PINISI.co.id- Karya sastra bisa jadi inspirasi bagi orang untuk belajar sejarah kotanya. Melalui penggarapan yang serius dengan referensi yang kuat, kita bisa dibawa menyusuri kembali suasana kota itu pada masa silam. Bahkan kita bisa melakukan tapak tilas atas tempat-tempat dan lokasi yang disebutkan dalam karya itu.

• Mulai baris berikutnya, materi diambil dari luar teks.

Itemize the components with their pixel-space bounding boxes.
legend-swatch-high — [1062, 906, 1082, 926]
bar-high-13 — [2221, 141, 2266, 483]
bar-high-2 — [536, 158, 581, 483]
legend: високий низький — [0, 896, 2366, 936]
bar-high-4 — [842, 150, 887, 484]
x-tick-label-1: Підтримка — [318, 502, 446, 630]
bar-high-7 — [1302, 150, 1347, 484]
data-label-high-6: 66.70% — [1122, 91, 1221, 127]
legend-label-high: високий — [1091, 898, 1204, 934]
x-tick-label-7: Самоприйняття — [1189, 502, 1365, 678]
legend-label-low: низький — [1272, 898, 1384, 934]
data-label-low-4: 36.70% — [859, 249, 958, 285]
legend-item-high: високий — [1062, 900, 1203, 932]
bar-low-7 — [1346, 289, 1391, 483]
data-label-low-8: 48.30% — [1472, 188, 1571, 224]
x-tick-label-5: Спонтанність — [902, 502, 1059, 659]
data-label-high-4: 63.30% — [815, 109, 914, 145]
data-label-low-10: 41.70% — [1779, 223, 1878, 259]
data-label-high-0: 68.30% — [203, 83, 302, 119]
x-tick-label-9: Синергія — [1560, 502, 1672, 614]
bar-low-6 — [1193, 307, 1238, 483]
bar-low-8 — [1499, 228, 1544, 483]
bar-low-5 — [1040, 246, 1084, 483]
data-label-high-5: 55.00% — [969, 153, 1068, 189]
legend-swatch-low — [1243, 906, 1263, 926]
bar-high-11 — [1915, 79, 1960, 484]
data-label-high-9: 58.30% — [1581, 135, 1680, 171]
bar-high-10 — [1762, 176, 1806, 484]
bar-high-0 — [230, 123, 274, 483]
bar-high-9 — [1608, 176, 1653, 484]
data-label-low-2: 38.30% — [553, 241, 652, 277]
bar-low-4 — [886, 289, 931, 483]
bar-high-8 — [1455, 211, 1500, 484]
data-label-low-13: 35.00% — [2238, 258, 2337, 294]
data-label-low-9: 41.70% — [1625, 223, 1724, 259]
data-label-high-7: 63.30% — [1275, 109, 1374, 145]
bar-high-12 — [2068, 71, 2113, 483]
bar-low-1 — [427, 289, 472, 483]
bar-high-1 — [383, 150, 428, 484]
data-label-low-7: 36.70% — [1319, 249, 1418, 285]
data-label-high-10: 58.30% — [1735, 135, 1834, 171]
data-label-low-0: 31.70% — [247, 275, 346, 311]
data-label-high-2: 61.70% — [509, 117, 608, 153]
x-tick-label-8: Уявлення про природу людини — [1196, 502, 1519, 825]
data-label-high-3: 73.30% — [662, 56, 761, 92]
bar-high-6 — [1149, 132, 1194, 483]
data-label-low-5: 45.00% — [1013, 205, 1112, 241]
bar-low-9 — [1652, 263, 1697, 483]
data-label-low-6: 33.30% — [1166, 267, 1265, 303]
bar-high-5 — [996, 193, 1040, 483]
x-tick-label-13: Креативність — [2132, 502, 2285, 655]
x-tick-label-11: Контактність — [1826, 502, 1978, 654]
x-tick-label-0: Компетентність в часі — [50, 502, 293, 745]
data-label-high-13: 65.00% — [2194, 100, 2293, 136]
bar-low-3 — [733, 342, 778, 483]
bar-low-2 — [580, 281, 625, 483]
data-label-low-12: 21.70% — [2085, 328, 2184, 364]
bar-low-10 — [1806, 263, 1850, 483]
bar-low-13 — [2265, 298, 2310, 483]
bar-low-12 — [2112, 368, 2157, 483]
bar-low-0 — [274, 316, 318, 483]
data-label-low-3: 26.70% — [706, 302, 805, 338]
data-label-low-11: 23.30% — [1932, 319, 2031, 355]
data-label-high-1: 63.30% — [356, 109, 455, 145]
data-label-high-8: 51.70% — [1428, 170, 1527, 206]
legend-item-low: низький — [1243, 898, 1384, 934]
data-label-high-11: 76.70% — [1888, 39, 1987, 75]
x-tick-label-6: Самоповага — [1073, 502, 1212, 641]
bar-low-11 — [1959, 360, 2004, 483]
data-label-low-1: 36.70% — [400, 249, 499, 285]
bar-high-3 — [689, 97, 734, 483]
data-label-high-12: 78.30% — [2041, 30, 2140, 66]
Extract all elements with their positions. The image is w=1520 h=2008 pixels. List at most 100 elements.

Begitulah salah satu kesimpulan dari bincang santai bertema “Budaya Makassar dan Novel Noni Societeit de Harmonie”, di kediaman Yudhistira Sukatanya, Jalan Gotong Royong IV No 6, Makassar, Minggu, (26/1/20). “Noni Societeit de Harmonie”, merupakan novel berlatar sejarah Kota Makassar era 1930-an. Societeit de Harmonie yang jadi judul buku ini, tak lain adalah Gedung Kesenian Societeit de Harmonie yang berlokasi di Jalan Riburane.

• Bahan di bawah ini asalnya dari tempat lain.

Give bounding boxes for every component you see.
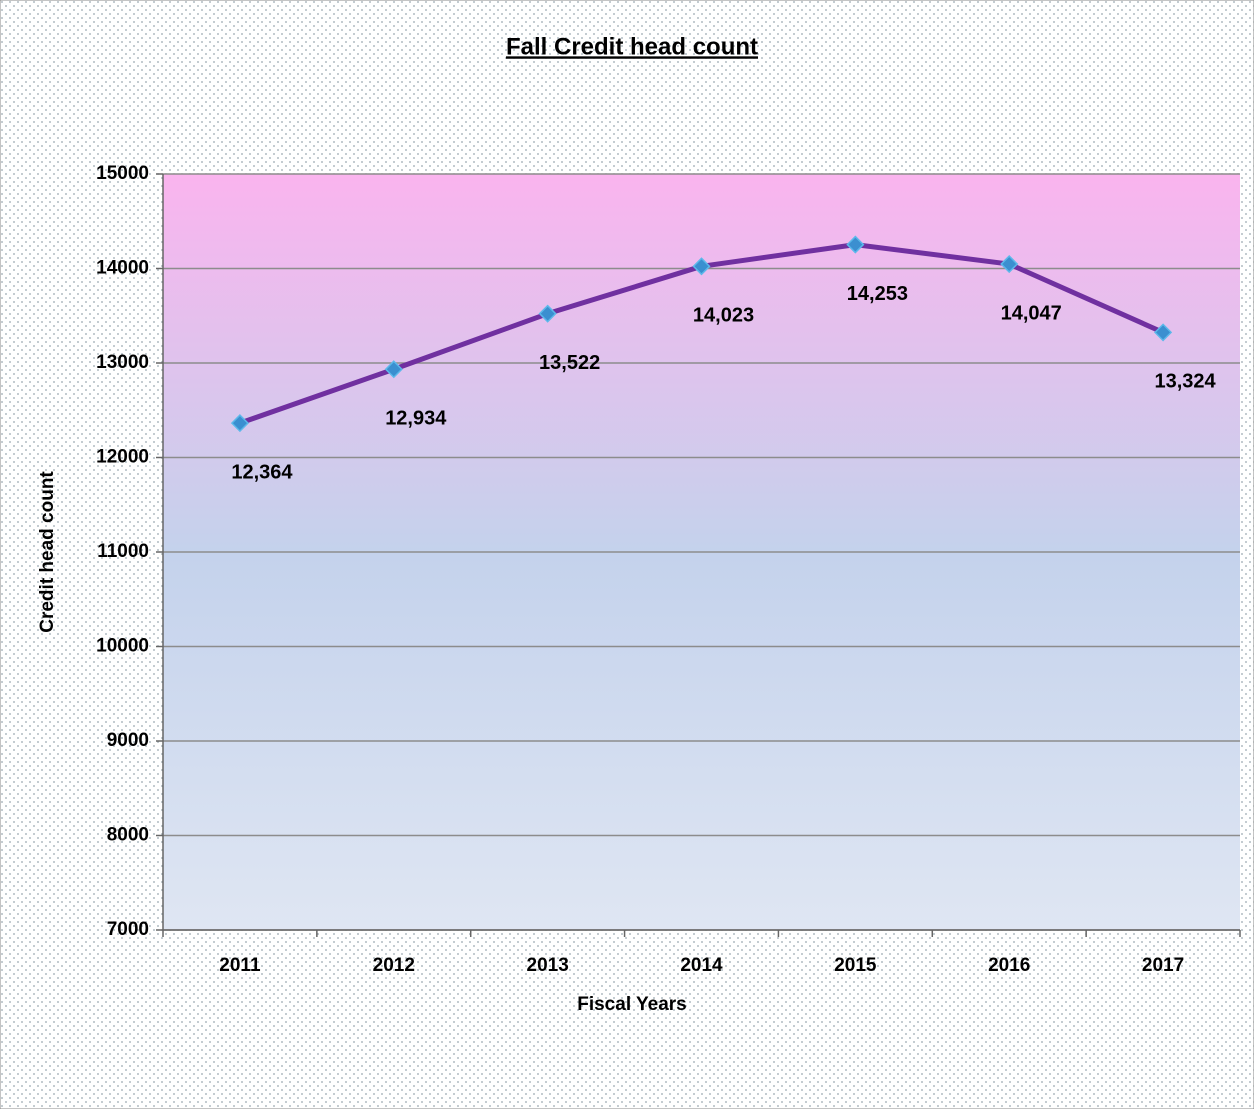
x-tick-label: 2016 [988, 955, 1030, 976]
x-axis-title: Fiscal Years [577, 994, 687, 1015]
data-label: 14,253 [847, 283, 908, 305]
x-tick-label: 2014 [680, 955, 723, 976]
data-point [1000, 254, 1019, 274]
x-tick-label: 2012 [373, 955, 415, 976]
chart-title: Fall Credit head count [506, 33, 758, 60]
data-point [846, 235, 865, 254]
data-label: 13,522 [539, 352, 600, 374]
data-label: 14,023 [693, 305, 754, 327]
data-label: 12,934 [385, 408, 447, 430]
y-tick-label: 8000 [107, 825, 149, 846]
y-tick-label: 11000 [97, 541, 149, 562]
x-tick-label: 2017 [1142, 955, 1184, 976]
data-label: 13,324 [1154, 371, 1216, 393]
data-point [692, 257, 711, 276]
data-point [230, 414, 249, 433]
y-tick-label: 12000 [96, 447, 149, 468]
y-axis-title: Credit head count [37, 471, 58, 633]
y-tick-label: 13000 [96, 352, 149, 373]
data-label: 14,047 [1001, 302, 1062, 324]
data-point [538, 304, 557, 323]
y-tick-label: 9000 [107, 730, 149, 751]
x-tick-label: 2011 [219, 955, 261, 976]
y-tick-label: 7000 [107, 919, 149, 940]
y-tick-label: 15000 [96, 163, 149, 184]
x-tick-label: 2013 [527, 955, 569, 976]
data-point [384, 360, 403, 379]
x-tick-label: 2015 [834, 955, 877, 976]
data-point [1154, 323, 1173, 342]
y-tick-label: 10000 [96, 636, 149, 657]
data-label: 12,364 [231, 461, 293, 483]
y-tick-label: 14000 [96, 258, 149, 279]
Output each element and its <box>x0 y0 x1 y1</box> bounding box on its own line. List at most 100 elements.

Kegiatan ini merupakan kerjasama Forum Arisan Sastra (FAS) dengan Lembaga Pengembangan Kesenian dan Kebudayaan Sulawesi Selatan (LAPAKKSS). Is Hakim (perupa) dan Dr Asis Nojeng (seniman & akademisi) tampil sebagai pemantik diskusi. Sebagai penulis novel, Yudhistira Sukatanya, menuturkan bahwa tidak mudah melacak jejak sejarah karena minimnya pendokumentasian.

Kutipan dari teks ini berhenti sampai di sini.